I just checked and it looks like the default buffer limit is ~1 GB so it sounds you may be hitting it.
No, the buffer size has nothing to do with the web UI. There is nothing you can do about any existing perfetto files. You need to recollect data with OMNITRACE_PERFETTO_BUFFER_SIZE_KB set to a larger value and/or set OMNITRACE_PERFETTO_ANNOTATIONS to OFF
We increased the buffer size to ~4 GB and unfortunately, the problem still persists. I've attached a screenshot showing the problem.
@dwchang79 Internal ticket has been created to further investigate your issue. Thanks!
Hi @dwchang79, are you still experiencing this issue? If so, do you have a simple way to reproduce it?
Hi @dwchang79, are you still experiencing this issue? If so, do you have a simple way to reproduce it?
I am no longer at AMD (was on Sabbatical there as a Visiting Scholar), but I believe it is still an issue.

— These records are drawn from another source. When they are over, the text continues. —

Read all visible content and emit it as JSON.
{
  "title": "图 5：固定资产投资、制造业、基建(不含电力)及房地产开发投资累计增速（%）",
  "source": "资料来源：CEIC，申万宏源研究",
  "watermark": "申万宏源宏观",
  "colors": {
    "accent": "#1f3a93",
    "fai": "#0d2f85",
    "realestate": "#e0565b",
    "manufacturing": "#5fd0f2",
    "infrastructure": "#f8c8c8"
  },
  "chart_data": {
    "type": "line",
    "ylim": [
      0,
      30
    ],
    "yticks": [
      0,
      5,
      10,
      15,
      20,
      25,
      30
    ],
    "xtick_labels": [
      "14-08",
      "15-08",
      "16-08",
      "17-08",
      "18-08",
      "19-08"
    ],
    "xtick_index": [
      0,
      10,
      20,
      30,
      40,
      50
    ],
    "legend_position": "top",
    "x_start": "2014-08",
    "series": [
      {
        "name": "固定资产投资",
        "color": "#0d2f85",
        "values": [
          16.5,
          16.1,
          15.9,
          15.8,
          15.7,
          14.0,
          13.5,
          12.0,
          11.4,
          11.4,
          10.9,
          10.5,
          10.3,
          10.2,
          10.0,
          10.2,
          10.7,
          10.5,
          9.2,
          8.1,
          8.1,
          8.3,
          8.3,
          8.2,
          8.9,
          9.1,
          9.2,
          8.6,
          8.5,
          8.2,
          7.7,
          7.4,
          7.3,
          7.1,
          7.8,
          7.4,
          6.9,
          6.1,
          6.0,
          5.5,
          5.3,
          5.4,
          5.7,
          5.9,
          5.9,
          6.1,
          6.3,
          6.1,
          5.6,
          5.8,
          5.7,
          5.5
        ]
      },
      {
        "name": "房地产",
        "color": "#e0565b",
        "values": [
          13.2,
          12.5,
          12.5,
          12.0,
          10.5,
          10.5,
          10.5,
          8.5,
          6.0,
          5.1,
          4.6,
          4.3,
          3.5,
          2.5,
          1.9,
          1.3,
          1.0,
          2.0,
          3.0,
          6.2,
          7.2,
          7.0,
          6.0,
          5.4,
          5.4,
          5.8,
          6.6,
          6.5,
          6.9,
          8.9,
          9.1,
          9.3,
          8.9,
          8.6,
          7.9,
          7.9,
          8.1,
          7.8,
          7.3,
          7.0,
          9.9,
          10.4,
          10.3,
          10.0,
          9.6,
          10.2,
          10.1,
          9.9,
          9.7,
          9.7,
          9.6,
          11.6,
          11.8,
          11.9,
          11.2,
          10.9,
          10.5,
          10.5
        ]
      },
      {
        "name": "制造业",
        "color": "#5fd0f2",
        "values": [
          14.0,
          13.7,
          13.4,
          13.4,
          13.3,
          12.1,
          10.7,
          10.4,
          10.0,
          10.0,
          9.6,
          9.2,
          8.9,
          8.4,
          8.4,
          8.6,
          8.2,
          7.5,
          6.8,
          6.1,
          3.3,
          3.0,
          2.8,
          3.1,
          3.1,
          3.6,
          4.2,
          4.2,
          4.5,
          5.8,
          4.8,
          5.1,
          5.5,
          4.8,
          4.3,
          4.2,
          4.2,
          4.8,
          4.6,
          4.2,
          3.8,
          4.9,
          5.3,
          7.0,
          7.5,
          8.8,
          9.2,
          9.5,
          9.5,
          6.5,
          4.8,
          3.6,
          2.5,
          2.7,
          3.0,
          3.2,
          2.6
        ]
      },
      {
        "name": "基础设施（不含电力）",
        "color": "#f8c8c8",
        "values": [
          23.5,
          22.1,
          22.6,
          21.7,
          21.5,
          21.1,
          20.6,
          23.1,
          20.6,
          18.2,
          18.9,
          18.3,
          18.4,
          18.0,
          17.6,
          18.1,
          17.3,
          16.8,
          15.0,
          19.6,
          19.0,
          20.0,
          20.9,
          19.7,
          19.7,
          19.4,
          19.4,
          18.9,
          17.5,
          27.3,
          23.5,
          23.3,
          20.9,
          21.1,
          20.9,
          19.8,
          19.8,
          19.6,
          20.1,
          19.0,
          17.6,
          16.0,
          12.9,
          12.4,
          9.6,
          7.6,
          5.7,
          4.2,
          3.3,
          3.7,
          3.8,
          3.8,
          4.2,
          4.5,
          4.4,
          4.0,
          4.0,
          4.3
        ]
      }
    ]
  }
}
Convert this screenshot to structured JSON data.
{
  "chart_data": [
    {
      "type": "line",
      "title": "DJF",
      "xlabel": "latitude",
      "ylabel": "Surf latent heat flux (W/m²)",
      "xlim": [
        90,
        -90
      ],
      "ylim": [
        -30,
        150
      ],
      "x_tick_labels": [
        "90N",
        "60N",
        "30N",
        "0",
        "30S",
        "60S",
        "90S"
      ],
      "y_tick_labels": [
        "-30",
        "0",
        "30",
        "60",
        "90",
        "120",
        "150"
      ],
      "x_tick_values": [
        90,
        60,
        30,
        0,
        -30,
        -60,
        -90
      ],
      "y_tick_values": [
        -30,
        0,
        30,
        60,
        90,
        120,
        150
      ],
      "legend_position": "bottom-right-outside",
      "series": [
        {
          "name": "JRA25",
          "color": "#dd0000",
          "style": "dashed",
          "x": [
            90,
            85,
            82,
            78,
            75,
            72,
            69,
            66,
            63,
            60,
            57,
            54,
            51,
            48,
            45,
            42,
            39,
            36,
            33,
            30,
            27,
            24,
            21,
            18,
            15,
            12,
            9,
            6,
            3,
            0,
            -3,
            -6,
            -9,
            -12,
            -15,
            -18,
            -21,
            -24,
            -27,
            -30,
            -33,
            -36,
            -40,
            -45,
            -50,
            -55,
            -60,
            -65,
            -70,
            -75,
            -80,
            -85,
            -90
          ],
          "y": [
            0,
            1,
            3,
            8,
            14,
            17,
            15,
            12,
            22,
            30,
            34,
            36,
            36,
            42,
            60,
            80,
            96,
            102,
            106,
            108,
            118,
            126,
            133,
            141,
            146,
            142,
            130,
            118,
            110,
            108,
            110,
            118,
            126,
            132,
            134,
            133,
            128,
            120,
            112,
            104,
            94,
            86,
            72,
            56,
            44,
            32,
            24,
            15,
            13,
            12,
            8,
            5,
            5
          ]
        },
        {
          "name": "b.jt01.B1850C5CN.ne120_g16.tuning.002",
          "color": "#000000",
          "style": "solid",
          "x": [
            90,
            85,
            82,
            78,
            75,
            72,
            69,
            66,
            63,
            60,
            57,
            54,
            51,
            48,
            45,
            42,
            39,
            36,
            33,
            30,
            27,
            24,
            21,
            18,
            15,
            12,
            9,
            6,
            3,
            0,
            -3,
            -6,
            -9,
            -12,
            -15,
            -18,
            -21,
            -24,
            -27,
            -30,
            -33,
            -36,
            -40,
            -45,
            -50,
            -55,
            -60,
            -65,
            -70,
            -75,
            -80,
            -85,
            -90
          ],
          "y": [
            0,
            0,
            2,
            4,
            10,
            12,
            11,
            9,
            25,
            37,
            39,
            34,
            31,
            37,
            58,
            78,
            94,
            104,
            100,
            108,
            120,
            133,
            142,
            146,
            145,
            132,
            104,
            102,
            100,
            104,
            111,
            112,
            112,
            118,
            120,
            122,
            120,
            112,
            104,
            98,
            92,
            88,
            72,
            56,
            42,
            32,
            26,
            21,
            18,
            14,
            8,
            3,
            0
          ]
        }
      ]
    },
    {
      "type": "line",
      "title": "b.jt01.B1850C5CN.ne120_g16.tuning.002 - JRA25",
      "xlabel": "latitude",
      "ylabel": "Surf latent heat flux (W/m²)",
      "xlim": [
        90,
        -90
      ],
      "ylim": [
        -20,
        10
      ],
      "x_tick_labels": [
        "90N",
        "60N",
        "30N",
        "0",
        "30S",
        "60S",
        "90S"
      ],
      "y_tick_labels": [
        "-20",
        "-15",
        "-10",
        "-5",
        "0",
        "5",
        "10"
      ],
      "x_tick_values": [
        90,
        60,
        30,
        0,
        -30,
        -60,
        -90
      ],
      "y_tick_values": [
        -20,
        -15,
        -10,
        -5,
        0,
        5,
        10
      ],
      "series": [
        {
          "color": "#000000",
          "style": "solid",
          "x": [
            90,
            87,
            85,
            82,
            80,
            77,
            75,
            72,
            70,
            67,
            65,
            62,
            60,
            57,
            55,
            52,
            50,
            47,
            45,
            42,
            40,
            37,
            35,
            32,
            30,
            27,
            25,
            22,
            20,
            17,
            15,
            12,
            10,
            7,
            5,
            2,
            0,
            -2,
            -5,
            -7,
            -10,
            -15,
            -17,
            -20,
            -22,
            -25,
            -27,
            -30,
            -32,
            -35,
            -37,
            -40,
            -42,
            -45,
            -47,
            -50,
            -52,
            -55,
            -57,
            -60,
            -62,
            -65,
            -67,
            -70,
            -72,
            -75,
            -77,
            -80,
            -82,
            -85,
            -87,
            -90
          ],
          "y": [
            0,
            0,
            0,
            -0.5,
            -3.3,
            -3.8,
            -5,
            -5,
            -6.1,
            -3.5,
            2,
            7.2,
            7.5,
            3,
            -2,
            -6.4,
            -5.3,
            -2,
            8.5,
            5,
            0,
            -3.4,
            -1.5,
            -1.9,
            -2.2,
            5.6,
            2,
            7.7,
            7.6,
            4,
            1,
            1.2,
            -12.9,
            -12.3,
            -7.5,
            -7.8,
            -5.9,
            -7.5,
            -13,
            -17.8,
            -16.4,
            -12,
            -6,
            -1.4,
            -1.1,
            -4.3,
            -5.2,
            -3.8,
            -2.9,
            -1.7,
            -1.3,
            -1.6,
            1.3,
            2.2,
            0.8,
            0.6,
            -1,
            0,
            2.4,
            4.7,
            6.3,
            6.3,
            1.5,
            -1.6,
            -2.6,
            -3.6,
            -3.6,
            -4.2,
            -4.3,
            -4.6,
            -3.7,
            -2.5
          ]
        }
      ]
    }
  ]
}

Thanks for the reply! Do you recall any details about when these issues occurred? Did they only occur for a specific workload? Did you see this consistently?
Thanks for the reply! Do you recall any details about when these issues occurred? Did they only occur for a specific workload? Did you see this consistently?
When I first reported it, I was running CoralGEMM (don't remember if DGEMM or SGEMM), but later on it was LLaMa-2. And yes, I would see it consistently every run.
Thank you.
Closing for now as I can't seem to reproduce this. If we see future occurrences of this issue I'll circle back here to update.